Isn't it disconcerting when you find, at an advanced age, that you've been ignorant of a really basic fact in a subject about which you're supposedly reasonably well informed? I like geography and history, and if North America isn't exactly my area of special knowledge I'd still have expected to have heard that Newfoundland was, within living memory, an independent country. But until I happened to read it today, I had no idea.

Was I alone?

[Poll #1855055]

Have you had any similar ignorance depth-charges go off recently?
ext_6322: (Jarriere)

[identity profile] kalypso-v.livejournal.com 2012-07-20 08:29 pm (UTC)(link)
I wanted a plain "No", which I think falls somewhere between "I don't think so, but it doesn't exactly surprise me" and "You're kidding me!"; I'm fairly sure I didn't know, but it doesn't surprise me. If that messes up the results, put me down as "I don't think so" (it's just possible someone mentioned it while telling me that the Canadian version of England's Irish jokes are Newfie jokes, and I was just too dismayed about the Newfie jokes to take in the historical background.
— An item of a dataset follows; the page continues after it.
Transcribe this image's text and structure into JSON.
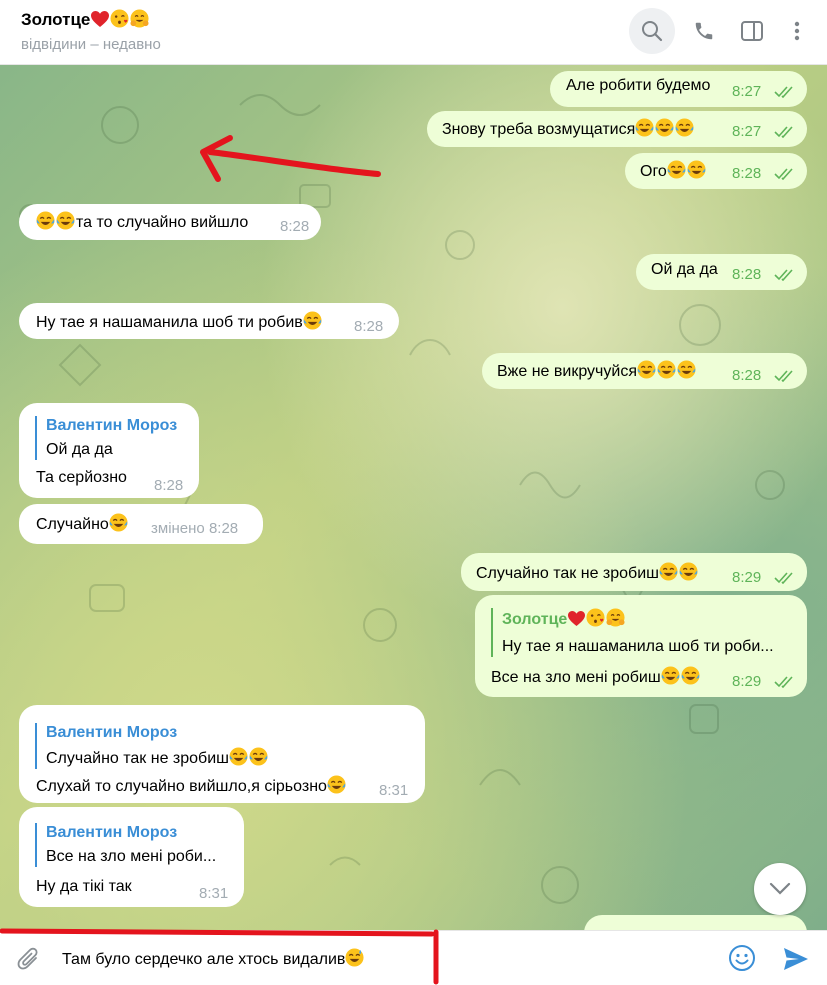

[identity profile] steepholm.livejournal.com 2012-07-20 08:53 pm (UTC)(link)
I was just too dismayed about the Newfie jokes to take in the historical background

No need for dismay, unless it be at the general wickedness of humanity. Everywhere has some version of those jokes, hence also Canada.

On the other hand, it may be the circles I move in, but I've not heard anyone tell an Irish joke for a long time. On the other hand, Norfolk jokes (which have a degree of overlap) are now common currency.